Und verflucht Gott! Er braucht nicht kommen! Ich will nicht mehr in seinen Himmel! Was hat das alles für einen Sinn? WO ist er?
Gott ist ein kleines Kind mit einem Brennglas und wir sind eben manchmal in diesem großen Ameisenhaufen von Menschen die, die halt öfter mal getroffen werden. Bei Leibe nicht so hart, wie andere. Aber auch nicht so, als wäre die Last und Bürde wenig!

Nein, Gott ist mehr als das. Als ein kleines Kind, was wahllos niedere Kreaturen quält. Gott ist ein Scheißkerl!
Hab ich was falsch gemacht in meinem Leben? War ich nicht christlich genug? Nicht gläubig genug? Es muss etwas schlimmes gewesen sein, was mich heute den Schlaf rauben lässt. Als Strafe für etwas, was ich in diesem oder einem früheren Leben getan haben muss.

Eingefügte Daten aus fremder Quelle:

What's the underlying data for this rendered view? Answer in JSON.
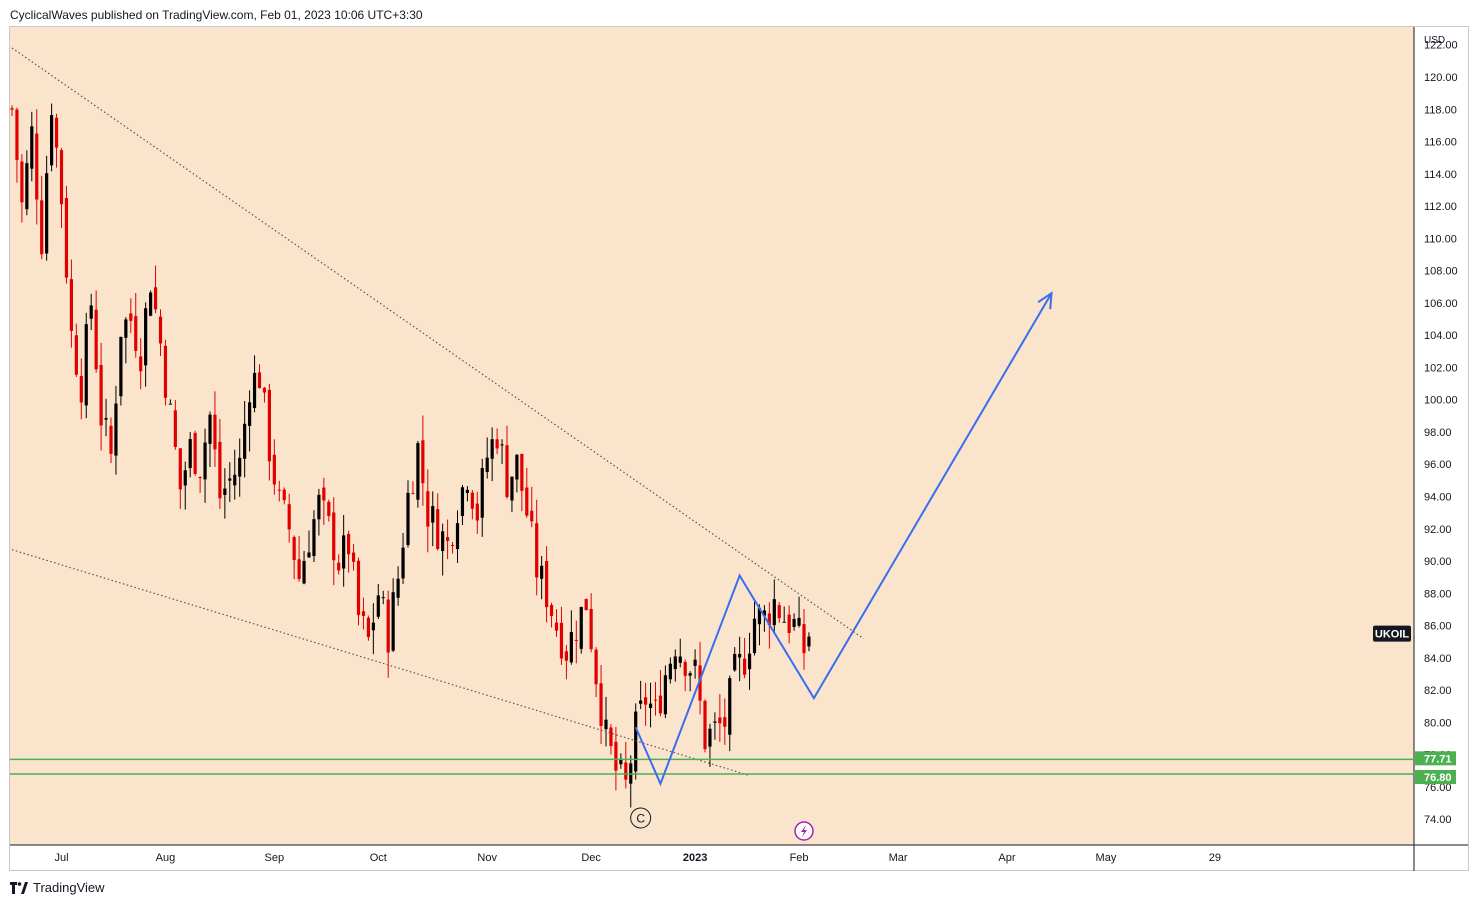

Aber reicht es nicht, dass man selbst an Schlafmangel leidet? Das man müde und gereizt durch das Leben gehen muss?
Nein, das EIGENE Leid ist in Fliegenschiss dagegen, dass man sein KIND leiden sieht!
Das ist  wahre Bestrafung! Aber es wäre nicht Gott, wenn er nicht noch eine Schippe drauf legen würde! Es reicht nicht das eigene Leid. Es reicht nicht das Leid des Kindes. Nein, das Leid des KINDES muss man ihm auch noch SELBST zufügen! Jawoll! Das ist die wahre ultimative Bestrafung, die unmenschlichste Folter, die man sich vorstellen kann!
Ich zwinge dich dazu, deinem Kind weh zu tun!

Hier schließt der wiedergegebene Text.